Мы очень старались получать удовольствие от осени. Мы ходили на футбольные матчи, но вместо радостного сопереживания, которое я испытывал во время футбольных матчей в колледже, я чувствовал холод и мрачность дней, наполнявших меня ужасом зимы. Измученные, в основном молчащие, царапающие кожу острыми краями нашей любви, мы плелись домой, и Бэрри, измученная простудой, сворачивалась в обнимку с котом в постели. Уютным пушистым комком они засыпали. Ее кот урчал, закрыв глаза. Она посапывала. Чувствуя себя влюбленным, желая защитить ее от простуды и моего мира боли и вины, я был исполнен радости. Но моя радость при мыслях о прошлом и возможном будущем уничтожалась тоской нашего настоящего. Каким же я был дерьмом.

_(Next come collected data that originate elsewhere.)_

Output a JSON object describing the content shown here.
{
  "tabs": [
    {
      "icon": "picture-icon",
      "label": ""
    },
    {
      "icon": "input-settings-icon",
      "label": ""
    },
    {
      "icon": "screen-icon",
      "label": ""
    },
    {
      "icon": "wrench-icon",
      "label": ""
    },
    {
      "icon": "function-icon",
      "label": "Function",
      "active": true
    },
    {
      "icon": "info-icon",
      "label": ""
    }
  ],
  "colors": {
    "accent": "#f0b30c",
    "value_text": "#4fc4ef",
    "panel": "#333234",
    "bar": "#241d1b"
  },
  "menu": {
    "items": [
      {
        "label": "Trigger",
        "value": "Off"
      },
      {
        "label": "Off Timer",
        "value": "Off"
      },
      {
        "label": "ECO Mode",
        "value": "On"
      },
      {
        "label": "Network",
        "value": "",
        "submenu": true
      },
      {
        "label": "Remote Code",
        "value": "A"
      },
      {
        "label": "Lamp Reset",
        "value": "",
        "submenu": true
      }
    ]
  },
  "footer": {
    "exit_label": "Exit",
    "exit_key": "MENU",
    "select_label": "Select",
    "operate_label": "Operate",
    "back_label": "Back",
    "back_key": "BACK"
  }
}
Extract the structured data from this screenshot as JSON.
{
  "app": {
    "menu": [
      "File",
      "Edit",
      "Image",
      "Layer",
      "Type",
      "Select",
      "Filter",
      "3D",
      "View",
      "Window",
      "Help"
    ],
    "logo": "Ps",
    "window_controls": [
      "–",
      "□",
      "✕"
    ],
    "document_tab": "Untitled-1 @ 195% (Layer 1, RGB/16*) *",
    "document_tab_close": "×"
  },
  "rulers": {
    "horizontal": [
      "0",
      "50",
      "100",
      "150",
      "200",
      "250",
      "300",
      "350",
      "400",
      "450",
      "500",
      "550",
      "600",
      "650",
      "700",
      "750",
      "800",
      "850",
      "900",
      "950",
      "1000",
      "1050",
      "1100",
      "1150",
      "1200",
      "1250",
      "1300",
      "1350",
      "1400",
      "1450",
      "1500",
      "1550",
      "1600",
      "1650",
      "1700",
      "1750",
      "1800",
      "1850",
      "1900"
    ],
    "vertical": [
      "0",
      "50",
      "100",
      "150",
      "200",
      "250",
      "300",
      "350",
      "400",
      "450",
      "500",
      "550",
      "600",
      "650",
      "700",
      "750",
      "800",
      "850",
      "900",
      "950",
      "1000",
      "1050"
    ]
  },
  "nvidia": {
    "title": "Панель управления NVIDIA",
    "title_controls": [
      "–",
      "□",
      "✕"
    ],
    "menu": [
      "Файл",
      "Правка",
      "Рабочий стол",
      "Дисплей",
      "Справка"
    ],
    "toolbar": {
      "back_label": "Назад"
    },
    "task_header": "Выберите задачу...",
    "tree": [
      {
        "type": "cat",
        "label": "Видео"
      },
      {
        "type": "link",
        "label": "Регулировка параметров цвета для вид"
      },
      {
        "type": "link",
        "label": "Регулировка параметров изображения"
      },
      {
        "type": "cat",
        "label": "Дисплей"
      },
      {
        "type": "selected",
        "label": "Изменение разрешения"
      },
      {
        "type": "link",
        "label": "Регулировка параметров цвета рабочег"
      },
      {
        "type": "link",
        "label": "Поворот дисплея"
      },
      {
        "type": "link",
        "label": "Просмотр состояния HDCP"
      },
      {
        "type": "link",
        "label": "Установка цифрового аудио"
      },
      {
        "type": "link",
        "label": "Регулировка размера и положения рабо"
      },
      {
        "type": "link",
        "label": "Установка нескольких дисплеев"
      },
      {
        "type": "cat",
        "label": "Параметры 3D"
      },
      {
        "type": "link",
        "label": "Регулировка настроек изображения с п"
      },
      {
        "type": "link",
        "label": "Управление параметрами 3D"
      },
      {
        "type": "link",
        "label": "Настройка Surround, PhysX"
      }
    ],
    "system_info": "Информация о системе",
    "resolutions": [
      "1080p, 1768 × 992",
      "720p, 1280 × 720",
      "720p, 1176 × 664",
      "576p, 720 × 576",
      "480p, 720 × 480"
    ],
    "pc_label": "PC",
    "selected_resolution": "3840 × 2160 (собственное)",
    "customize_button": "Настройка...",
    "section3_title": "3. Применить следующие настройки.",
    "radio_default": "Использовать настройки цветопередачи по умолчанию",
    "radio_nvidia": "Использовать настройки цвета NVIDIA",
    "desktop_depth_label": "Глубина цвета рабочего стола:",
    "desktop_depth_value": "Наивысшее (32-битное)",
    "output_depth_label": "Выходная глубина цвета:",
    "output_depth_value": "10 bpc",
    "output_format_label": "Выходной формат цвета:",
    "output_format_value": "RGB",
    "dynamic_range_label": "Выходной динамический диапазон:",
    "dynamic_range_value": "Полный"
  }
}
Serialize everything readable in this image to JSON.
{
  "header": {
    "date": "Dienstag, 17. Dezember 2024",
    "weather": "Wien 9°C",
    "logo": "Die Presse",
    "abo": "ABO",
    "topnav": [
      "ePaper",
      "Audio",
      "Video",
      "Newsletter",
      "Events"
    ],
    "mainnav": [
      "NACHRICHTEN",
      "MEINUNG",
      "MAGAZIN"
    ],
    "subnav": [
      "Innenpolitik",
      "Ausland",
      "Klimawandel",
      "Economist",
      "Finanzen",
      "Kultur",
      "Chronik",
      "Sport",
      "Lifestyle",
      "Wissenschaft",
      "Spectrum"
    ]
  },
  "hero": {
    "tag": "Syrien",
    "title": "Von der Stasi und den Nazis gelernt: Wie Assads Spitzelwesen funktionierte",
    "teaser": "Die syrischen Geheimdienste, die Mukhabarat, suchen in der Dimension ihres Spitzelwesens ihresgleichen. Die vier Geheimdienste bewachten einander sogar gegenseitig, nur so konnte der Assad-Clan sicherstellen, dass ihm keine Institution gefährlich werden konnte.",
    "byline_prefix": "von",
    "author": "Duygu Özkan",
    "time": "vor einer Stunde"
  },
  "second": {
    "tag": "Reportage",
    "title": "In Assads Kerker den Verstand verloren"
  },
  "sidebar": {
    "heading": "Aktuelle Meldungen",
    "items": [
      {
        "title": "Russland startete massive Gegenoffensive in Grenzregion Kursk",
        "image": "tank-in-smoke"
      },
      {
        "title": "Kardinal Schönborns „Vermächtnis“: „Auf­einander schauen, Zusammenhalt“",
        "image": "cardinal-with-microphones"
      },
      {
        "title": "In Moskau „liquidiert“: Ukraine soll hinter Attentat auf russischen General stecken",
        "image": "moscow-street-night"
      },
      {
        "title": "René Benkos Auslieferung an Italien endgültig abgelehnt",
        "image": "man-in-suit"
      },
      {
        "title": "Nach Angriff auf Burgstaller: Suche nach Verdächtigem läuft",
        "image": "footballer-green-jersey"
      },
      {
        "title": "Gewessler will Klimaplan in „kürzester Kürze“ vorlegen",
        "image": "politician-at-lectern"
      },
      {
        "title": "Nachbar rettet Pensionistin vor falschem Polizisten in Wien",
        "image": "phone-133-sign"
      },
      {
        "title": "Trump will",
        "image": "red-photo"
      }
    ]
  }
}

Она проснулась. Мы начали разговаривать. Мы говорили о гомерах и о том, как меня раздражали Джо, и Рыба, и Легго, и о том, что она просто не понимает этого.
— Знаешь, в чем твоя беда? — спрашивала она.
— В чем?
— У тебя нет предмета для подражания.
— А как же Толстяк?
— Он — псих.
— Он не псих, — сказал я, начиная злиться. — К тому же, есть Чак, и Рант, и Хупер, и Глотай Мою Пыль. И Потс.[107]
— Да, конечно, у тебя есть товарищи, и ты прав, война нужна лишь затем, чтобы дать мужикам возможность умереть со своими приятелями, но мне кажется, у тебя произошло полное зацикливание на интернатуре, а-ля Гофман.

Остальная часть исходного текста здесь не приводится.